Version 2 (modified by trac, 8 years ago) (diff) |
---|
GCN Kernel Machine State
This chapter is describing the state of the machine compliant with GCN 1.0/1.1/1.2.
Table with available registers:
Name | Long name | Size | Description |
---|---|---|---|
PC | Program counter | 40 bits | Current instruction address in memory |
V0-V255 | VGPR | 32 bits | Vector general purpose register |
S0-S103 | SGPR | 32 bits | Scalar general purpose register (GCN 1.0/1.1) |
S0-S101 | SGPR | 32 bits | Scalar general purpose register (GCN 1.2) |
LDS | Local Data Share | 32 kB | Local Data Share memory (R/W) |
EXEC | Execute Mask | 64-bits | One bit of that mask control execution for one lane |
EXECZ | Execute Is Zero | 1 bit | Set if EXEC mask is zero |
VCC | Vector Condition Code | 64-bits | Bit mask with bit per lane |
VCCZ | VCC Is zero | 1 bit | Set if VCC is zero |
SCC | Scalar Condition Code | 1 bit | Condition code for scalar operations |
FLAT_SCRATCH | Flat scratch address | 64 bits | The base address of scratch memory (GCN 1.1 or later) |
XNACK_MASK | Address Trans. Failure | 64 bits | Bit indicates failure of address translation. Carrizo APU only |
STATUS | Status | 32 bits | Read-only status register |
MODE | Mode | 32 bits | R/W mode register |
M0 | Memory Register | 32-bit | Additional register that used in various cases |
TRAPSTS | Trap Status | 32 bits | Holds information about exceptions and pending traps. |
TBA | Trap Base Address | 64 bits | Pointer to current trap handler program |
TMA | Trap Memory Address | 64 bits | Temporary register for shader operations. |
TTMP0-TTMP11 | Trap Temporary SGPRs | 32 bits | SGPRs only to the Trap Handler for temp. storage. |
VMCNT | VM Instruction Count | 4 bits | Counts the number of not completed VM instructions |
EXPCNT | Export Count | 3 bits | |
LGKMCNT | LDS, GDS, Kmem, Message Count | 5 bits | Counts the number of LDS, GDS, K mem and message instrs. |
Scalar registers layout
The user data registers hold execution setup (global offset, pointers, arguments pointers, the same arguments). User data can allow to pass any constant data to kernel from host. The register 1-5 bits of PGM_RSRC2 indicates how many first scalar registers hold user data. Further scalar registers store group id and it are different for every wavefront. Number of that registers determined from number of enabled dimensions (fields TGID_X_EN, TGID_Y_EN and TGID_Z_EN in PGM_RSRC2). Last scalar registers is TG_SIZE value and scratch buffer wave offset (for handling scratch buffer).

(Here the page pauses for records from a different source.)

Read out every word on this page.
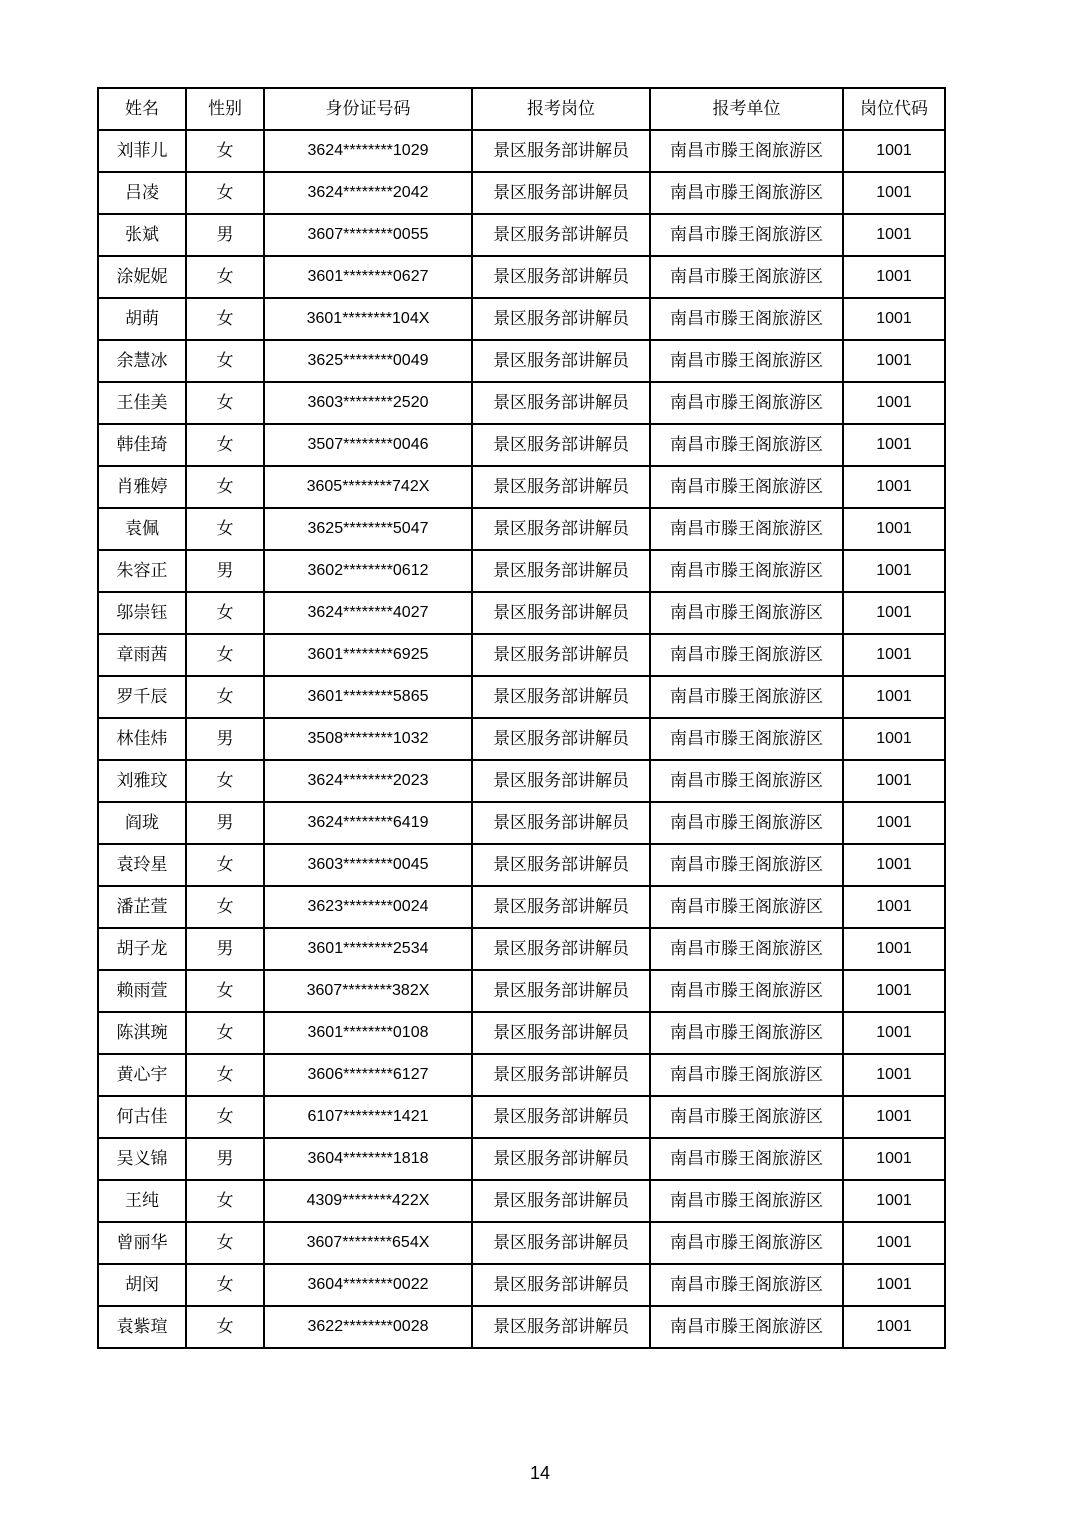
姓名	性别	身份证号码	报考岗位	报考单位	岗位代码
刘菲儿	女	3624********1029	景区服务部讲解员	南昌市滕王阁旅游区	1001
吕凌	女	3624********2042	景区服务部讲解员	南昌市滕王阁旅游区	1001
张斌	男	3607********0055	景区服务部讲解员	南昌市滕王阁旅游区	1001
涂妮妮	女	3601********0627	景区服务部讲解员	南昌市滕王阁旅游区	1001
胡萌	女	3601********104X	景区服务部讲解员	南昌市滕王阁旅游区	1001
余慧冰	女	3625********0049	景区服务部讲解员	南昌市滕王阁旅游区	1001
王佳美	女	3603********2520	景区服务部讲解员	南昌市滕王阁旅游区	1001
韩佳琦	女	3507********0046	景区服务部讲解员	南昌市滕王阁旅游区	1001
肖雅婷	女	3605********742X	景区服务部讲解员	南昌市滕王阁旅游区	1001
袁佩	女	3625********5047	景区服务部讲解员	南昌市滕王阁旅游区	1001
朱容正	男	3602********0612	景区服务部讲解员	南昌市滕王阁旅游区	1001
邬崇钰	女	3624********4027	景区服务部讲解员	南昌市滕王阁旅游区	1001
章雨茜	女	3601********6925	景区服务部讲解员	南昌市滕王阁旅游区	1001
罗千辰	女	3601********5865	景区服务部讲解员	南昌市滕王阁旅游区	1001
林佳炜	男	3508********1032	景区服务部讲解员	南昌市滕王阁旅游区	1001
刘雅玟	女	3624********2023	景区服务部讲解员	南昌市滕王阁旅游区	1001
阎珑	男	3624********6419	景区服务部讲解员	南昌市滕王阁旅游区	1001
袁玲星	女	3603********0045	景区服务部讲解员	南昌市滕王阁旅游区	1001
潘芷萱	女	3623********0024	景区服务部讲解员	南昌市滕王阁旅游区	1001
胡子龙	男	3601********2534	景区服务部讲解员	南昌市滕王阁旅游区	1001
赖雨萱	女	3607********382X	景区服务部讲解员	南昌市滕王阁旅游区	1001
陈淇琬	女	3601********0108	景区服务部讲解员	南昌市滕王阁旅游区	1001
黄心宇	女	3606********6127	景区服务部讲解员	南昌市滕王阁旅游区	1001
何古佳	女	6107********1421	景区服务部讲解员	南昌市滕王阁旅游区	1001
吴义锦	男	3604********1818	景区服务部讲解员	南昌市滕王阁旅游区	1001
王纯	女	4309********422X	景区服务部讲解员	南昌市滕王阁旅游区	1001
曾丽华	女	3607********654X	景区服务部讲解员	南昌市滕王阁旅游区	1001
胡闵	女	3604********0022	景区服务部讲解员	南昌市滕王阁旅游区	1001
袁紫瑄	女	3622********0028	景区服务部讲解员	南昌市滕王阁旅游区	1001
14
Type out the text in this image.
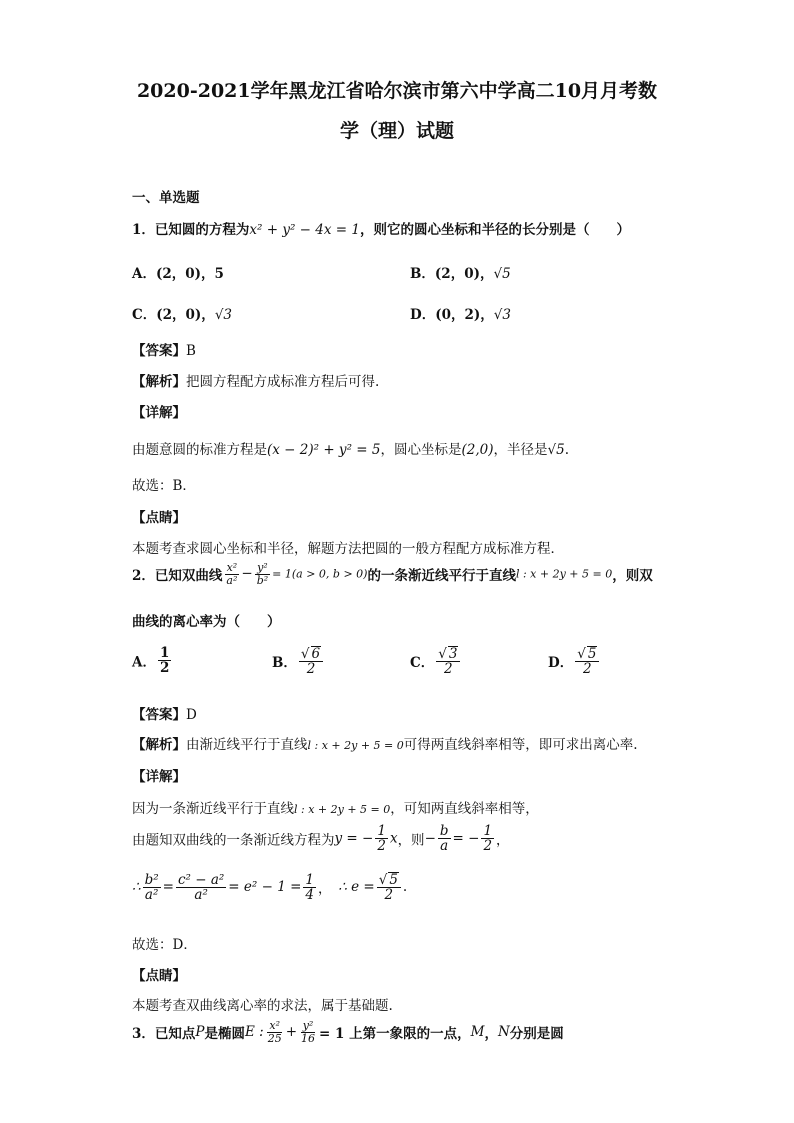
2020-2021学年黑龙江省哈尔滨市第六中学高二10月月考数
学（理）试题
一、单选题
1．已知圆的方程为x² + y² − 4x = 1，则它的圆心坐标和半径的长分别是（　　）
A．(2，0)，5	B．(2，0)，√5
C．(2，0)，√3	D．(0，2)，√3
【答案】B
【解析】把圆方程配方成标准方程后可得.
【详解】
由题意圆的标准方程是(x − 2)² + y² = 5，圆心坐标是(2,0)，半径是√5.
故选：B．
【点睛】
本题考查求圆心坐标和半径，解题方法把圆的一般方程配方成标准方程．
2．已知双曲线 $\frac{\text{x²}}{\text{a²}} - \frac{\text{y²}}{\text{b²}} = 1(a > 0$, b > 0)的一条渐近线平行于直线l : x + 2y + 5 = 0，则双
曲线的离心率为（　　）
A． $\frac{1}{2}$	B． $\frac{√ 6}{2}$	C． $\frac{√ 3}{2}$	D． $\frac{√ 5}{2}$
【答案】D
【解析】由渐近线平行于直线l : x + 2y + 5 = 0可得两直线斜率相等，即可求出离心率.
【详解】
因为一条渐近线平行于直线l : x + 2y + 5 = 0，可知两直线斜率相等，
由题知双曲线的一条渐近线方程为y = − $\frac{1}{2}$ x，则− $\frac{b}{a}$ = − $\frac{1}{2}$ ，
∴ $\frac{\text{b²}}{\text{a²}} = \frac{\text{c² − a²}}{\text{a²}} = e^2 - 1 = \frac{1}{4}$ ，　∴ $e = \frac{√ 5}{2}$ .
故选：D．
【点睛】
本题考查双曲线离心率的求法，属于基础题.
3．已知点P是椭圆E : $\frac{\text{x²}}{25} + \frac{\text{y²}}{16} = 1$ 上第一象限的一点，M，N分别是圆
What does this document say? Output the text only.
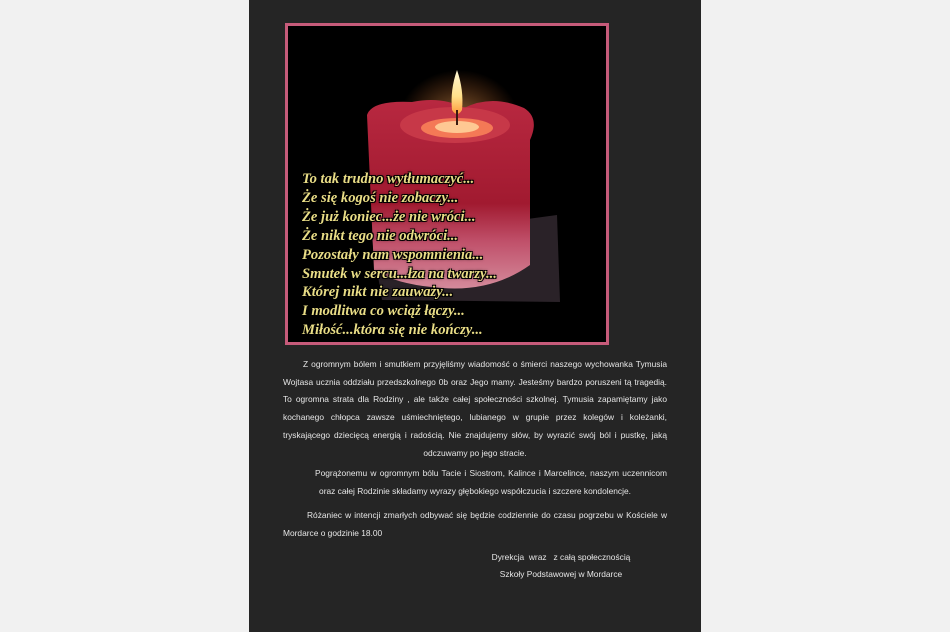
To tak trudno wytłumaczyć...
Że się kogoś nie zobaczy...
Że już koniec...że nie wróci...
Że nikt tego nie odwróci...
Pozostały nam wspomnienia...
Smutek w sercu...łza na twarzy...
Której nikt nie zauważy...
I modlitwa co wciąż łączy...
Miłość...która się nie kończy...

Z ogromnym bólem i smutkiem przyjęliśmy wiadomość o śmierci naszego wychowanka Tymusia Wojtasa ucznia oddziału przedszkolnego 0b oraz Jego mamy. Jesteśmy bardzo poruszeni tą tragedią. To ogromna strata dla Rodziny , ale także całej społeczności szkolnej. Tymusia zapamiętamy jako kochanego chłopca zawsze uśmiechniętego, lubianego w grupie przez kolegów i koleżanki, tryskającego dziecięcą energią i radością. Nie znajdujemy słów, by wyrazić swój ból i pustkę, jaką odczuwamy po jego stracie.

Pogrążonemu w ogromnym bólu Tacie i Siostrom, Kalince i Marcelince, naszym uczennicom oraz całej Rodzinie składamy wyrazy głębokiego współczucia i szczere kondolencje.

Różaniec w intencji zmarłych odbywać się będzie codziennie do czasu pogrzebu w Kościele w Mordarce o godzinie 18.00

Dyrekcja  wraz   z całą społecznością
Szkoły Podstawowej w Mordarce
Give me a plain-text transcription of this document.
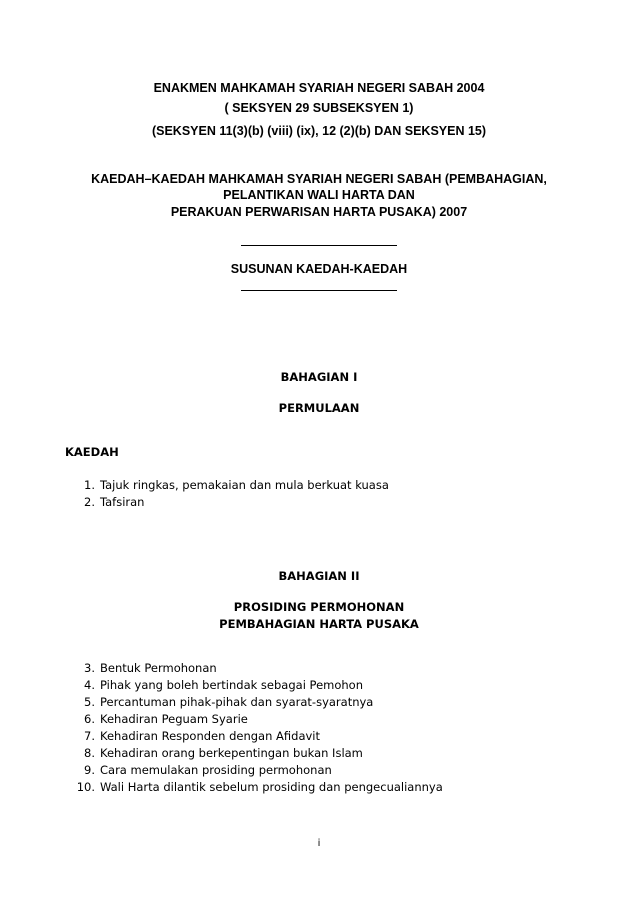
ENAKMEN MAHKAMAH SYARIAH NEGERI SABAH 2004
( SEKSYEN 29 SUBSEKSYEN 1)
(SEKSYEN 11(3)(b) (viii) (ix), 12 (2)(b) DAN SEKSYEN 15)
KAEDAH–KAEDAH MAHKAMAH SYARIAH NEGERI SABAH (PEMBAHAGIAN,
PELANTIKAN WALI HARTA DAN
PERAKUAN PERWARISAN HARTA PUSAKA) 2007
SUSUNAN KAEDAH-KAEDAH
BAHAGIAN I
PERMULAAN
KAEDAH
1. Tajuk ringkas, pemakaian dan mula berkuat kuasa
2. Tafsiran
BAHAGIAN II
PROSIDING PERMOHONAN
PEMBAHAGIAN HARTA PUSAKA
3. Bentuk Permohonan
4. Pihak yang boleh bertindak sebagai Pemohon
5. Percantuman pihak-pihak dan syarat-syaratnya
6. Kehadiran Peguam Syarie
7. Kehadiran Responden dengan Afidavit
8. Kehadiran orang berkepentingan bukan Islam
9. Cara memulakan prosiding permohonan
10. Wali Harta dilantik sebelum prosiding dan pengecualiannya
i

Register | Number of registers | Description |
---|---|---|
SGPR[0:UN-1] | UN - number of user data registers | User data registers |
SGPR[UN:UN+DIMS-1] | DIMS - number of enabled dimensions | Group Id |
SGPR[UN+DIMS] | TGSIZE - 1 if TGSIZE_EN enabled | TGSIZE |
SGPR[UN+DIMS+TGSIZE] | SCRATCH_EN - 1 if SCRATCH enabled | Scratch wave offset |
STATUS Register
Table of fields for STATUS Register:
Bits | Name | Description |
---|---|---|
1 | SCC | Scalar condition code |
1-2 | SPI_PRIO | Wavefront priority set by SPI while creating wave |
3-4 | WAVE_PRIO | Wavefront priority set by the shader program |
5 | PRIV | Privileged mode |
6 | TRAP_EN | Indicates that trap handler is present |
7 | TTRACE_EN | Indicates whether thread trace is enabled for this wavefront |
8 | EXPORT_RDY | ... |
9 | EXECZ | Set if EXEC is zero |
10 | VCCZ | Set if VCC is zero |
11 | IN_TG | Set if workgroup is greater than one wavefront |
12 | IN_BARRIER | Set if wavefront waiting for barrier |
13 | HALT | Wavefront is halted or scheduled to halt |
14 | TRAP | Wavefront will be entered to trap handler as soon as possible |
15 | TTRACE_CU_EN | Enables/disables thread trace for this compute unit (CU) |
16 | VALID | Wavefront is active |
17 | ECC_ERR | An ECC error has occurred |
18 | SKIP_EXPORT | ??? |
19 | PERF_EN | Performance counters enabled for this wavefront |
20 | COND_DBG_USER | Conditional debug indicator for user mode |
21 | COND_DBG_SYS | Conditional debug indicator for system mode |
22 | ALLOW_REPLAY | Indicates that ATC replay is enable |
23 | INST_ACC | ??? |
24-26 | DISPATCH_CACHE_CTRL | Indicates the cache policies for this dispatch |
27 | MUST_EXPORT | ??? |
MODE Register
Table of fields for STATUS Register:
Bits | Name | Description |
---|---|---|
0-3 | FP_ROUND | Set round modes for single and double precision |
4-7 | FP_DENORM | Set denormal mode for single and double precision |
8 | DX10_CLAMP | Treat NaNs as In DX10 mode (used by vector ALU) |
9 | IEEE | IEEE mode ??? |
10 | LOD_CLAMPED | Sticky bit for LOD clamping |
11 | DEBUG | Forces the wavefront to jump to exception handler |
12-18 | EXCP_EN | Enable mask for exceptions |
27 | GPR_IDX_EN | GPR index enable |
29-31 | CSP | Conditional branch stack pointer |
The single floating point rounding mode is controlled by 0-1 bits in MODE register. A rounding mode for double precision is controlled by 2-3 bits. List of possible values:
Value | Description |
---|---|
0 | Nearest to even |
1 | +Infinity |
2 | -Infinity |
3 | Toward zero |
The denormal mode for single precision controlled by 4-5 bits in MODE register. The 6-7 bits of MODE register controls denormal mode for double precision ops. List of possible values:
Value | Description |
---|---|
0 | flush input and output denormals |
1 | allow input denormals, flush output denormals. |
2 | flush input denormals, allow output denormals |
3 | allow input and output denormals |
The initial value of FP_ROUND and FP_DENORM fields (first 8 bits in MODE register) can be given by including .floatmode pseudo-operation.